No. 3: Why are you running for the Mahomet-Seymour school board?
"I want to be on the school board because I have a heart for the kids of our community, I want to support our teachers in educating our kids and I want to see our school district continue on a path of excellence.
"I feel that I have a perspective and a skill set that would strengthen the board and serve the community well. I look forward to using my professional skills to provide valuable insight to help our district find a way to accomplish more of the things we, as a community, value."
No. 4: What would you say is something most people wouldn't know about you?
"One that most people don't know about me is that I went through life with vision that would be categorized as legally blind until I was in fifth grade, although no one knew it. I had to learn differently than everyone else, but apparently I managed to do well enough that no one figured it out."
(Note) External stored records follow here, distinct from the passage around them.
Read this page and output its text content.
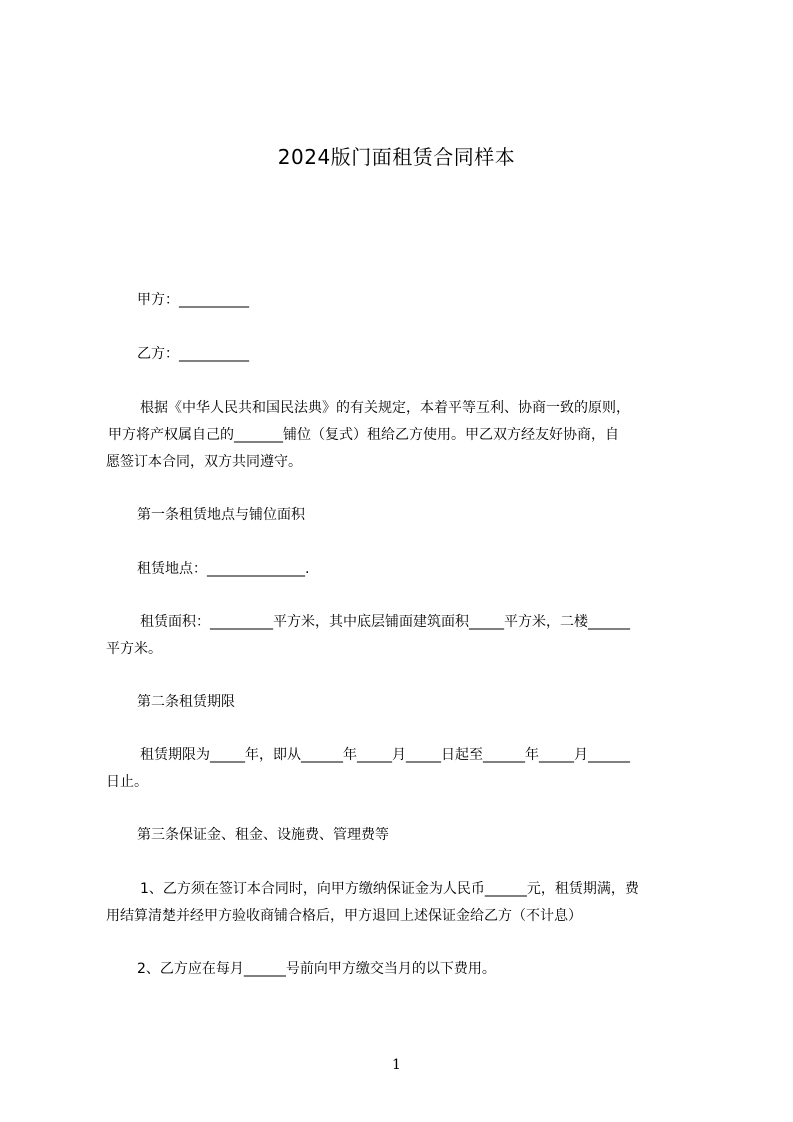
2024版门面租赁合同样本
甲方：__________
乙方：__________
根据《中华人民共和国民法典》的有关规定，本着平等互利、协商一致的原则，
甲方将产权属自己的_______铺位（复式）租给乙方使用。甲乙双方经友好协商，自
愿签订本合同，双方共同遵守。
第一条租赁地点与铺位面积
租赁地点：______________.
租赁面积：_________平方米，其中底层铺面建筑面积_____平方米，二楼______
平方米。
第二条租赁期限
租赁期限为_____年，即从______年_____月_____日起至______年_____月______
日止。
第三条保证金、租金、设施费、管理费等
1、乙方须在签订本合同时，向甲方缴纳保证金为人民币______元，租赁期满，费
用结算清楚并经甲方验收商铺合格后，甲方退回上述保证金给乙方（不计息）
2、乙方应在每月______号前向甲方缴交当月的以下费用。
1
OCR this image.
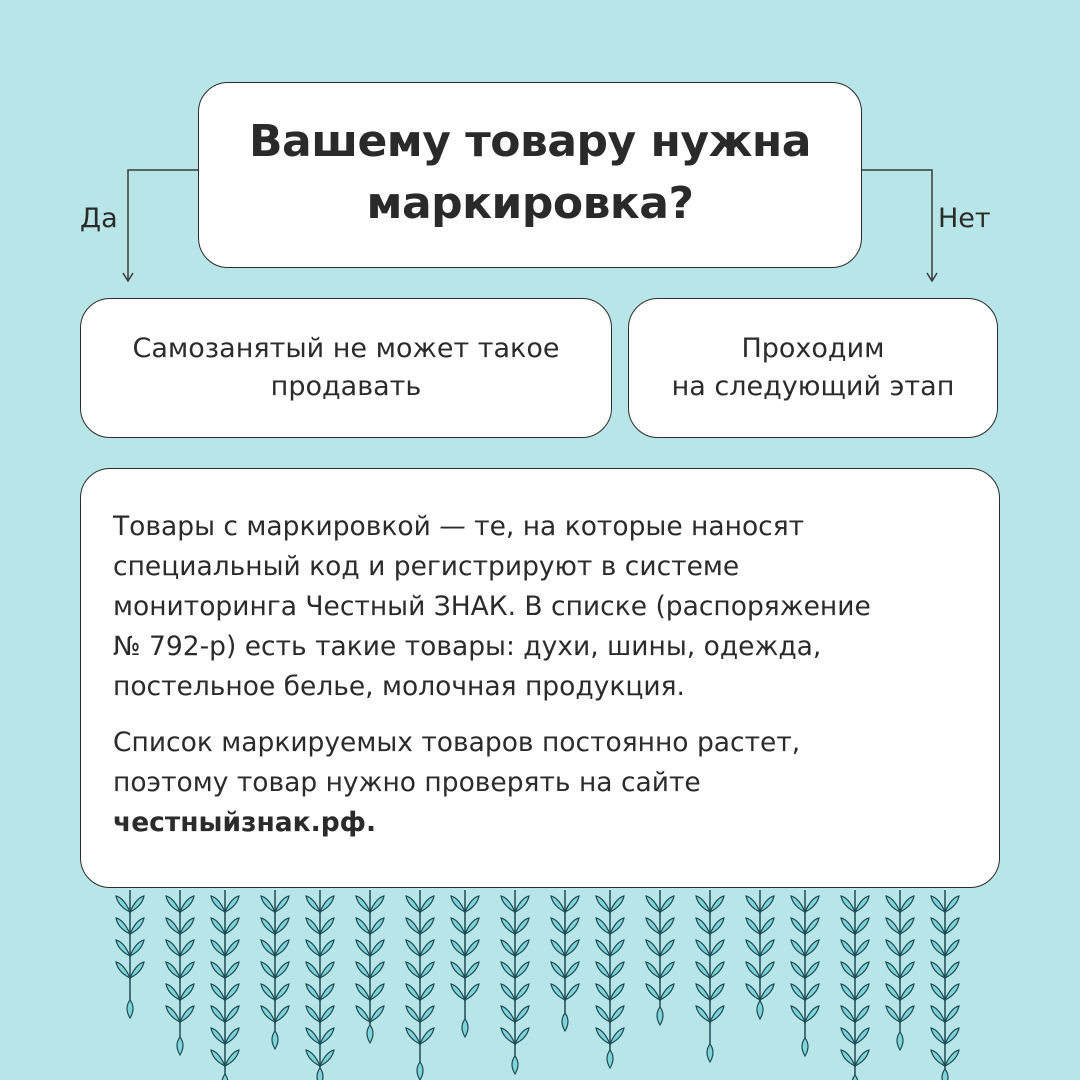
Вашему товару нужна
маркировка?
Да	Нет
Самозанятый не может такое
продавать
Проходим
на следующий этап

Товары с маркировкой — те, на которые наносят
специальный код и регистрируют в системе
мониторинга Честный ЗНАК. В списке (распоряжение
№ 792-р) есть такие товары: духи, шины, одежда,
постельное белье, молочная продукция.

Список маркируемых товаров постоянно растет,
поэтому товар нужно проверять на сайте
честныйзнак.рф.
No. 5: If elected, what would you consider an important topic as a school board member?
"There are many important topics, but one of my primary priorities as a board member will be to advocate to improve transparency within our district. I believe that in order to best serve the community, a school board and the administration must engage in as much dialogue and open communication with the public as possible.
"I believe the district should be forthright about what kids are experiencing at school, and information about school issues and curriculum should be readily accessible and regularly made available. We have fabulous technology available to us, and we should be using it to communicate often and well with students, parents, teachers and other members of our community."